Guidelines for Massage during Healing Stages[edit | edit source]

  • Inflammatory Phase: Gentle massage to decrease edema and increase blood supply.
  • Proliferative Phase: Massage with gentle stress to ensure correct collagen alignment.
  • Remodeling Phase: Prolonged stretching to minimize adhesions (Glassey 2004).

Evidence for Scar Massage[edit | edit source]

Studies (Field et al 2000; Morien et al 2008; Shin and Bordeaux, 2012) suggest psychological benefits from scar massage, including decreased depression, anger, pain, and anxiety.
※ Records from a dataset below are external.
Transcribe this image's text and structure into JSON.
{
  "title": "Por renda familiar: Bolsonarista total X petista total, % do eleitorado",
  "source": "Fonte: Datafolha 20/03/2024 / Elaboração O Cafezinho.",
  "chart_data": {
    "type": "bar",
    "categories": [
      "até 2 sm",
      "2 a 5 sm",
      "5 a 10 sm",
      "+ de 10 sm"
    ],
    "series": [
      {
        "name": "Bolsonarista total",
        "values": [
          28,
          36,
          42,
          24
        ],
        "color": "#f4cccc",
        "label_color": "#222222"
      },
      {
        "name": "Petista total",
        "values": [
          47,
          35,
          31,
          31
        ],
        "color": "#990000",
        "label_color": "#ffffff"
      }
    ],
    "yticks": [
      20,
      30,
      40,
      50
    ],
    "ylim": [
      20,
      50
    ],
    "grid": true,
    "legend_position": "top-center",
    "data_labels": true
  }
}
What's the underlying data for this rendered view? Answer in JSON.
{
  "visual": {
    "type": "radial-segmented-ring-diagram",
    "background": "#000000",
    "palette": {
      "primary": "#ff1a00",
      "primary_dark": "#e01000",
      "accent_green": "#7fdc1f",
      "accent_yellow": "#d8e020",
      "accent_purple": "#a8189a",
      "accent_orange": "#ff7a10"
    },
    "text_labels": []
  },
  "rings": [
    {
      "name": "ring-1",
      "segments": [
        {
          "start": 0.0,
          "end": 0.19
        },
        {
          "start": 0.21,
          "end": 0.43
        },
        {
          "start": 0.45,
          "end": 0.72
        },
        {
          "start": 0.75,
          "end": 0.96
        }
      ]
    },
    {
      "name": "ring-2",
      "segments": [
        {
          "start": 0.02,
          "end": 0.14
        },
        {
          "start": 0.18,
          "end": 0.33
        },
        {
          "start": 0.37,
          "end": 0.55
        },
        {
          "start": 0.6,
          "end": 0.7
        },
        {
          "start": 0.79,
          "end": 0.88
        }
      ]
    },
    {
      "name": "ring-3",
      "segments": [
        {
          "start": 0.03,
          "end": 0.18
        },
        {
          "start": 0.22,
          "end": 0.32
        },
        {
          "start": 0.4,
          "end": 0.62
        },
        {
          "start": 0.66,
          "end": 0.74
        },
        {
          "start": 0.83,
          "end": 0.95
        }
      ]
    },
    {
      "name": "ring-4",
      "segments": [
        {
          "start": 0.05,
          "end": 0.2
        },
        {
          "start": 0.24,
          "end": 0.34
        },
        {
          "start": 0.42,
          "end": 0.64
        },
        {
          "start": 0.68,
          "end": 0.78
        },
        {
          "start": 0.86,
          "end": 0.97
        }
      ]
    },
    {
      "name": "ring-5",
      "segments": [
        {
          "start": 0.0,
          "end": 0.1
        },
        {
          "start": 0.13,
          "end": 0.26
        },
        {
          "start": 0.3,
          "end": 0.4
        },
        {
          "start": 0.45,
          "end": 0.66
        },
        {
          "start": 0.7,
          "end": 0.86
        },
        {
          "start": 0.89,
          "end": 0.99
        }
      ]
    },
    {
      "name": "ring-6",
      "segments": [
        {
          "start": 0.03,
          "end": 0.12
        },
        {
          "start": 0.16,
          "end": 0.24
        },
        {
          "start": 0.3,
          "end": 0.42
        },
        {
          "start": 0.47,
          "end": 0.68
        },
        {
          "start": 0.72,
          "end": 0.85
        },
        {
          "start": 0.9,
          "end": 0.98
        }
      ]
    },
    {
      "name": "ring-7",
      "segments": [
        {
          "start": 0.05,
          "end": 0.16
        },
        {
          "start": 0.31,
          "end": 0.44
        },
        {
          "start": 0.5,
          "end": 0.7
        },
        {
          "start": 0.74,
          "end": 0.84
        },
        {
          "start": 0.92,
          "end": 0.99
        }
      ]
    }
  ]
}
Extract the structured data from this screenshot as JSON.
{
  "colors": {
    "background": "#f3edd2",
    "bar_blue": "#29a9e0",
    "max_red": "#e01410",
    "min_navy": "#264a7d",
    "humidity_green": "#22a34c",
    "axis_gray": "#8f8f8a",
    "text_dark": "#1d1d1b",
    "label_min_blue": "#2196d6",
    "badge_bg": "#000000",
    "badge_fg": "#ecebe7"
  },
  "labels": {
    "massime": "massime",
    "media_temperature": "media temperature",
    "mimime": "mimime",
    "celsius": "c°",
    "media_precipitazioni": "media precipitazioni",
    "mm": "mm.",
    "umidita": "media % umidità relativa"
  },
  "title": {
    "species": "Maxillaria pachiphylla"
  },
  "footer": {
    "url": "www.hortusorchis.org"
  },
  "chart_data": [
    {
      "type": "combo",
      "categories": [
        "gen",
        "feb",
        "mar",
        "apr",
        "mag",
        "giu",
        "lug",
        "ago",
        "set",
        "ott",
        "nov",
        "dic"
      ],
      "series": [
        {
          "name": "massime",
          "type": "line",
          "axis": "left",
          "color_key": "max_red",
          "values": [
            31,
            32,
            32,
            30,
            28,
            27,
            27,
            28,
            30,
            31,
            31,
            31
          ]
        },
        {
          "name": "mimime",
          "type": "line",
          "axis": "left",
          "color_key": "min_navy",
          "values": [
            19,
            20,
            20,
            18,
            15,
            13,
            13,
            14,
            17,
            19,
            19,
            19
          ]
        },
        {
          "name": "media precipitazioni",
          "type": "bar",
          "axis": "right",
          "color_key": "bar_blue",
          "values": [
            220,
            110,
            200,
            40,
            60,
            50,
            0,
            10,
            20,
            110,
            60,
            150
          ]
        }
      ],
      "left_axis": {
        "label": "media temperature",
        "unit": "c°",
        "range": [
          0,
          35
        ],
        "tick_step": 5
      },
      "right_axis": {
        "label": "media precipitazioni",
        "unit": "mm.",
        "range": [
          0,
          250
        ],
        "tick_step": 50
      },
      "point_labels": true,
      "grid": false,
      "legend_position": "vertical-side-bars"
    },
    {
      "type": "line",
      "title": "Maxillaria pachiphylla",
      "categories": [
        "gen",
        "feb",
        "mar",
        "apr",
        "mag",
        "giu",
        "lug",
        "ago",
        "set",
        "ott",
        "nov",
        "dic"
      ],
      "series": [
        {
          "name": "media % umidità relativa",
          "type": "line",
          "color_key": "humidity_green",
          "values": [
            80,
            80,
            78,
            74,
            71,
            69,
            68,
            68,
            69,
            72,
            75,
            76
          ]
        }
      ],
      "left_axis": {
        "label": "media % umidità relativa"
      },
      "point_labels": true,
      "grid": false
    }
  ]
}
However, limited evidence explores the effect of massage on range of motion in burn patients (Morien et al 2008).

Recommendations and Safety Considerations[edit | edit source]

  • Maintain clean hands.
  • Use non-irritating lubricants.
  • Modify practices based on the patient's stage of healing, sensitivity, and pain levels.
  • Contraindications include compromised epidermis, acute infection, bleeding, wound dehiscence, graft failure, intolerable discomfort, and hypersensitivity to emollient (Shin and Bordeaux 2012).

In conclusion, a multidimensional approach, including mobilization and scar massage, plays a crucial role in the rehabilitation of sub-acute burn patients. Tailoring interventions to individual patient needs and considering safety factors contribute to the overall success of burn rehabilitation programs.